Call of Duty WW2 has solved face-rendering - and it scares me
'Uncanny' doesn't cover it
Videogames' extended voyage through the uncanny valley would go on for at least another couple of decades, I'd presumed until recently. Real, believable people conjured from our graphics cards would surely remain a pipedream for many hardware generations to come. Then I played Call of Duty: WW2, and the first cracks appeared in the walls of reality.
All of sudden, videogames can do faces. Amazing faces. Terrifying faces.
I'll try not to tilt into hysteria here - clearly, if an image of a CODman was placed next to a real meatbag, I'd be able to tell the difference in less than a heartbeat. My dumbfounding when I saw CODWW2's faces was not "aaah computer people are real, time to run away and live in the woods", but more "wait, those are convincing faces, with a sense of life and individuality to them that I've never quite seen before." Followed by "I do not want to watch these remarkably believable computer people suffer and die."
COD has always pursued a photoreal approach to art and graphics, which has always carried the peril of not looking convincing enough - plus it means a COD from five years ago has dated visually an awful lot more than a more stylised game such as Team Fortress 2. Backing the wrong horse, thought I. But they stuck the course, and look where they wound up:
These were all captured in-game at maximum settings and 3440x1440 resolution, and have been cropped, resized and compressed subsequent to that, for the record.

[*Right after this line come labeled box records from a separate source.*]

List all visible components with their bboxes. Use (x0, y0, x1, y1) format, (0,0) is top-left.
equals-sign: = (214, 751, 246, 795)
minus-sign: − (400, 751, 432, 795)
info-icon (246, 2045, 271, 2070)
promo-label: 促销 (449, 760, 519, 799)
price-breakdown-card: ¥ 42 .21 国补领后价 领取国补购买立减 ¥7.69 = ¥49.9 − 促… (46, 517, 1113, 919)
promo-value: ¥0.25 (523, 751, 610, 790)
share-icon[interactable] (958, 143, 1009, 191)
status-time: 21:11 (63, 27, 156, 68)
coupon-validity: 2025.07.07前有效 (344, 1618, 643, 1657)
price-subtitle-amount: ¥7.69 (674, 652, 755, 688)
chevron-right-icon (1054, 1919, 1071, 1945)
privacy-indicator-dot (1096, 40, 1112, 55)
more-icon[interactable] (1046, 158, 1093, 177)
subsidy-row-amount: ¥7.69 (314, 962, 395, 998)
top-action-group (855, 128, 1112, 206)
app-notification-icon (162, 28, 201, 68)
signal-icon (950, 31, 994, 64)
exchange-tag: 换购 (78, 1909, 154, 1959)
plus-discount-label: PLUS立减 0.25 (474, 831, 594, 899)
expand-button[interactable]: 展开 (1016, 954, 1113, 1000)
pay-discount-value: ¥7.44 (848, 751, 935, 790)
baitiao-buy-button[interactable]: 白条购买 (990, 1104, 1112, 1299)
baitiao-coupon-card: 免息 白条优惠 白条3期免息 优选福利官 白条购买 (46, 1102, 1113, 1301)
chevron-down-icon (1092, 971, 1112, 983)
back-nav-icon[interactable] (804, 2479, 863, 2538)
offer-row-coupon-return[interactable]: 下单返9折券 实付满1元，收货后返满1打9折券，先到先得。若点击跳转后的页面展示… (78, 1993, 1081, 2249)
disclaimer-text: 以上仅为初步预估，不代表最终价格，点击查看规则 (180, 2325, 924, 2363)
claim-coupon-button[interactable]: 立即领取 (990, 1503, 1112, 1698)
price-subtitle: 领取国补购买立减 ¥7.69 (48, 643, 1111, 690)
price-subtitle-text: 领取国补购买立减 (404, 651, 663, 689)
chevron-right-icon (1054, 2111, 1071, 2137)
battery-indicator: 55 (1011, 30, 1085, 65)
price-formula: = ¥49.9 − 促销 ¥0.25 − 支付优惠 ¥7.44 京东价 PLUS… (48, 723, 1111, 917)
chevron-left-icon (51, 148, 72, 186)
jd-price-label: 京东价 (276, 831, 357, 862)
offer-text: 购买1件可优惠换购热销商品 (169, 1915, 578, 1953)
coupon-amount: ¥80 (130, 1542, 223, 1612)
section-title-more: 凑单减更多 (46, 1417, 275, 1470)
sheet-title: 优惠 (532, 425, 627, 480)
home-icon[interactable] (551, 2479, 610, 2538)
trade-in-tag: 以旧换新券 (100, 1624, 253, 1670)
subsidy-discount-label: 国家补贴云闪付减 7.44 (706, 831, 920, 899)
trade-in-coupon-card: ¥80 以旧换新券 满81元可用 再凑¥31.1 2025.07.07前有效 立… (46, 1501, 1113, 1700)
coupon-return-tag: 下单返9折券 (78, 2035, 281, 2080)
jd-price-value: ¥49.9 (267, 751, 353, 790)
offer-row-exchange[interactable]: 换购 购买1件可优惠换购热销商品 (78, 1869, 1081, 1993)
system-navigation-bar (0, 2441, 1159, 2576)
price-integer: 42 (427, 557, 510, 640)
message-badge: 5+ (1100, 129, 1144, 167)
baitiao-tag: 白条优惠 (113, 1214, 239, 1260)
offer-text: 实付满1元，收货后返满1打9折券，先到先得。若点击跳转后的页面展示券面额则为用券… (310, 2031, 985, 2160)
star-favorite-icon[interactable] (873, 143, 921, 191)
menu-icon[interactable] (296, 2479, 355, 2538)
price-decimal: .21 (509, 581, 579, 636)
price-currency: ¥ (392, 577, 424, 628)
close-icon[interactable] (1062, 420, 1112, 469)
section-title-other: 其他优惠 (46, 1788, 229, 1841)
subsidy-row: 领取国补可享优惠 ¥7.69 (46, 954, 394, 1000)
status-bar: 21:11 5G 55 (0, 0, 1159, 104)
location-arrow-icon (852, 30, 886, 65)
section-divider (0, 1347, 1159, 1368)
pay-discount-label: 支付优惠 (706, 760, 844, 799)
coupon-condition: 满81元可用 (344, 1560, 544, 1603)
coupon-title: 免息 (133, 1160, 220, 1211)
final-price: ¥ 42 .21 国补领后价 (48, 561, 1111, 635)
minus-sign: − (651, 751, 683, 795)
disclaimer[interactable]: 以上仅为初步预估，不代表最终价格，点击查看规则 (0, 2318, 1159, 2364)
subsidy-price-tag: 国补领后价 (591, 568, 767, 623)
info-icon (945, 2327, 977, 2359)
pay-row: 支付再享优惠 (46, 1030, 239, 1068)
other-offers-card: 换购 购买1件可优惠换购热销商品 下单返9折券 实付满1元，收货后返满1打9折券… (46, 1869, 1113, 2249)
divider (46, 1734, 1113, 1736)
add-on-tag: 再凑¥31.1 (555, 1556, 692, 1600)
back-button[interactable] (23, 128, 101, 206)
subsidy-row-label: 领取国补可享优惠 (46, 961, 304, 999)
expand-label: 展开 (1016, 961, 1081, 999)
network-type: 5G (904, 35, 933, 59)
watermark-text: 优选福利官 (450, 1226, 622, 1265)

Again I am not arguing that the facial singularity is here, but instead that, very quietly, COD seems to have made a significant step forwards in face-rendering specifically. I experience a degree of discomfort with it that I haven't from anything else - not the uncanny valley, but rather this new sense of seeing a range of micro-emotions pass across these men's faces.
There's all sorts going on in the above scenes - the way NPCs meet each others' eyes, subtle furrowing of brows, raising of eyebrows and pursing of lips that's a long way on from the shifting plates and hinged jaws of yore. Sure, you don't have to look far to find the slight bug-eyes or glassy stare that have long been realtime-rendered characters' tell, but the degree to which it is ameliorated in CODWW2 is truly startling.
Yes, the quality of the characters is noticeably higher in cutscenes and up-close-and-personal (and super-irritating) quicktime melee struggles than it is in all-out action sequences. However, the impression/illusion created by the more controlled scenes lingers enough in the run'n'gun ones that I feel haunted by some sense that these are individual people, with their own faces and personalities. People I don't want to see die.
I am glad, for instance, that this man's eyes are closed:
I was genuinely distraught as this broadly-written but nonetheless distinctive cutscene chum took a potentially fatal wound.
And, as we grappled, I felt this man's hate for me, saw the murderous impulse in his eyes:
I'm not saying it's real. But I'm saying it's an awful lot more convincing than anything else I've played in my life, and, though I have shot millions of pretend people in hundreds of games before now, I find there to be something eerily present about these ones. Something new that makes my blood temperature drop a few degrees as I watch them, or make them, die.
Games can do faces now. What happens next?